Looks like too much exposure to ultraviolet rays is not the only threat when preventing skin cancer. A novel study has reported a surprising link between the condition and fish consumption.
Research has found that eating fish could likely increase the likelihood of skin cancer. And it’s not just the mild form of the condition but also the aggressive form called melanoma.
Brown University and National Cancer Institute researchers monitored the eating habits of 491,367 American adults aged 50-71 for 15 years and evaluated their risk of developing skin cancer based on their fish consumption, Interesting Engineering reported.
They found that the participants who consumed about two servings of fish per week had a 22% risk of developing melanoma than those who consumed less.

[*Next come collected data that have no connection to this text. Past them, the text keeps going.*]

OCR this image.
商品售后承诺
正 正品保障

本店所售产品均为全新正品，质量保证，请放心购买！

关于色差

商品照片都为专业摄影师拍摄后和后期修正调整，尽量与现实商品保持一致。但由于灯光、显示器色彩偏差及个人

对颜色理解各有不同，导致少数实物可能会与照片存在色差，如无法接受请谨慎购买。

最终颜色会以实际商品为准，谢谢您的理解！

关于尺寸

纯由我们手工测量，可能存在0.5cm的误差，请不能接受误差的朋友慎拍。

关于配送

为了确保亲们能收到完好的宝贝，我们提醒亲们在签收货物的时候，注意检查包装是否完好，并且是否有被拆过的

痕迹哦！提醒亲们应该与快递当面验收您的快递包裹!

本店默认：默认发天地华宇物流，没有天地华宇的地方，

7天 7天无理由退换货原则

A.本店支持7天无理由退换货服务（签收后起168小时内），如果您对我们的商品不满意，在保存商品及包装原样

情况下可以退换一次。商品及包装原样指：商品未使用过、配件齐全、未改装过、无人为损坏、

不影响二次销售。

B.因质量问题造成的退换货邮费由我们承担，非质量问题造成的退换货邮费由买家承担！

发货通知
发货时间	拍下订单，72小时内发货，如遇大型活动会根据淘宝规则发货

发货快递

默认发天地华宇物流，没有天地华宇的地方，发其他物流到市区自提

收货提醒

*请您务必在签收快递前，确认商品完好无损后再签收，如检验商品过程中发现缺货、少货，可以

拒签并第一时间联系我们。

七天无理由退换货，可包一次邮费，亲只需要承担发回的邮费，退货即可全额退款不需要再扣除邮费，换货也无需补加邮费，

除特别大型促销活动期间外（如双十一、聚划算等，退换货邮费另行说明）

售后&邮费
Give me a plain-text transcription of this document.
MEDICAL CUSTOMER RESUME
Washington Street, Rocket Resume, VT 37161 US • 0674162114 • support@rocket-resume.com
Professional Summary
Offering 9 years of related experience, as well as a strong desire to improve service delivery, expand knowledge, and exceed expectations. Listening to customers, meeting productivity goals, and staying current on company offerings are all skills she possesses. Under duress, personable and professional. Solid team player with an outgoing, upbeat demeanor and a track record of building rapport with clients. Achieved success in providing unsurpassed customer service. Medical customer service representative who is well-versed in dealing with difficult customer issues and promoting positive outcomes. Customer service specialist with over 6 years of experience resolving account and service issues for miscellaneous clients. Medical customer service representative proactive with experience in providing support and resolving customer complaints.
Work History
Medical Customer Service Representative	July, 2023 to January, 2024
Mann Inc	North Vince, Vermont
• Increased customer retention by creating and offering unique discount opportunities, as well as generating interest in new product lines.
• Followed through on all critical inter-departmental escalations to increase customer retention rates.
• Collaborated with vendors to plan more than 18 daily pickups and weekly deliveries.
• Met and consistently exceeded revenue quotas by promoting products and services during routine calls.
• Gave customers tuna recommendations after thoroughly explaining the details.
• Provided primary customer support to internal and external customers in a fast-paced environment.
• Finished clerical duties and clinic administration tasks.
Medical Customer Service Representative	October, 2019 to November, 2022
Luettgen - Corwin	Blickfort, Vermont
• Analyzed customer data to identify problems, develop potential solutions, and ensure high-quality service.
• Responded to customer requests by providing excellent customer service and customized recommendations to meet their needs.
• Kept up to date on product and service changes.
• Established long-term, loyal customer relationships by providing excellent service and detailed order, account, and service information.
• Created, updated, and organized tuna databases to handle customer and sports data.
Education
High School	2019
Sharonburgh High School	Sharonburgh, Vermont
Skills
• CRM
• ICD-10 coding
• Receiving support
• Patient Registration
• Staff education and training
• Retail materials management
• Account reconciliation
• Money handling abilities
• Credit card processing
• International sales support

The same participants demonstrated a 28% higher risk of developing abnormal skin cells that could be precursors to cancer.
One of the authors, Eunyoung Cho, pointed out in a press release that melanoma is the fifth most common cancer in the US, adding that the “risk of developing melanoma over a lifetime is one in 38 for white people, one in 1,000 for Black people and one in 167 for Hispanic people.”
Cho noted that there had been similar scientific efforts aimed at identifying the link between fish intake and melanoma risk, but their results were mostly inconsistent. On the other hand, their findings showed promise, but further investigation is still needed.
“We speculate that our findings could possibly be attributed to contaminants in fish, such as polychlorinated biphenyls, dioxins, arsenic, and mercury,” Cho said. “However, we note that our study did not investigate the concentrations of these contaminants in participants' bodies, and so further research is needed to confirm this relationship.”
It is also worth noting that the fish intake of the participants was only calculated at the beginning of the research. Their consumption might have drastically changed in the course of the study, considering that the scope was 15 years.
Another limitation was found in the lack of data on the risk factors for melanoma among the participants. Mole count, history of sunburn, sunlight exposure, and other behaviors might have given the findings more credibility.
Despite the shortcomings, the study was still lauded for taking the first step in understanding the link between skin cancer and fish intake. Further research could help establish the association between the two.